Guida alla coltivazione della valerianella biologica

 

Prenditi un po’ di valeriana! Chi non lo ha detto riferendosi a una persona un po’ troppo agitata? Un’alternativa, sicuramente meno diffusa, alla più classica camomilla. Un tempo la famiglia delle valerianacee era pressoché sconosciuta mentre più recentemente è tornata in auge soprattutto grazie al successo della cosiddetta quarta gamma. Insalate pulite, lavate e confezionate in buste: la valerianella è ora protagonista di una seconda giovinezza che la sta diffondendo sulle tavole degli italiani. Piccole e tenere foglioline di colore verde intenso, già mondate, solo da condire con un filo d’olio sono davvero troppo comode, anche se dal sapore vagamente industriale, per non essere consumate in grande quantità. Ma chi volesse togliersi la soddisfazione di coltivare direttamente la valerianella – risparmiando non poco sul costo della pur comodissima insalata in busta – può farlo senza particolari difficoltà. Questo ortaggio, infatti, si adatta molto bene alla coltivazione sia nell’orto domestico sia in contenitore dal momento che richiede spazi davvero ridotti.

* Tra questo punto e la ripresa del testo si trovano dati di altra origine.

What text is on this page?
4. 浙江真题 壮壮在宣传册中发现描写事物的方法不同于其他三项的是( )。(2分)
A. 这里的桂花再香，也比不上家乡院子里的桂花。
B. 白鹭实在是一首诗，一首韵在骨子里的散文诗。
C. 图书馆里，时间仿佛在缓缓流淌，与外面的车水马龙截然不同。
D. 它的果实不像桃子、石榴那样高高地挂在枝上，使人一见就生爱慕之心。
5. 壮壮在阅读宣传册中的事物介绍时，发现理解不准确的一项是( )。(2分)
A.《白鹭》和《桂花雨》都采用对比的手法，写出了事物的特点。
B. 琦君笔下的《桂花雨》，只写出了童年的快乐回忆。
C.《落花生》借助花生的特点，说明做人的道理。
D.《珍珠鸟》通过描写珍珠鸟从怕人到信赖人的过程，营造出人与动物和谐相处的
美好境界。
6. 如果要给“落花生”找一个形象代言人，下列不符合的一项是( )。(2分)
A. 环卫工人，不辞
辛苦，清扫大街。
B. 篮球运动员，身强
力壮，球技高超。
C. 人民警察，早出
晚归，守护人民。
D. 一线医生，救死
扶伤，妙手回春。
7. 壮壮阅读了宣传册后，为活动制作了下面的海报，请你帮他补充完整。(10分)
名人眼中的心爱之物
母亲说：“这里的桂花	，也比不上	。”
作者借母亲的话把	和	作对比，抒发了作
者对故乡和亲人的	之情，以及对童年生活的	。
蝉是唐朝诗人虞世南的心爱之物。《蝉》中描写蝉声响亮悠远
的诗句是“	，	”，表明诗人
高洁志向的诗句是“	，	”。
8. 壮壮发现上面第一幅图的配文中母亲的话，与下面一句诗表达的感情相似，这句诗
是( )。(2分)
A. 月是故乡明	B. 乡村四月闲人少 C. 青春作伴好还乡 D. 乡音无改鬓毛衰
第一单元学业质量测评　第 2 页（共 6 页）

La Valerianella, un’alleata della buona nutrizione

Inoltre, la valerianella è senza dubbio una delle insalate più amate dai bambini. Un motivo in più per valutarne la coltivazione, anche perché, sebbene da un punto di vista energetico apporti un quantitativo quasi nullo di calorie (dieci calorie per ogni etto di prodotto), dal punto di vista nutrizionale presenta un buon contenuto di sali minerali (tra i quali spicca il ferro) e vitamine (in particolare A e C). D’altra parte, il nome di questo ortaggio deriva dal latino “stare bene, essere in salute”, a sottolineare la valenza medicinale della grande famiglia botanica delle valerianacee (a onore del vero, le proprietà depurative, emollienti e calmanti più marcate sono in ogni caso possedute dalla “sorella” maggiore valeriana, Valeriana officinalis).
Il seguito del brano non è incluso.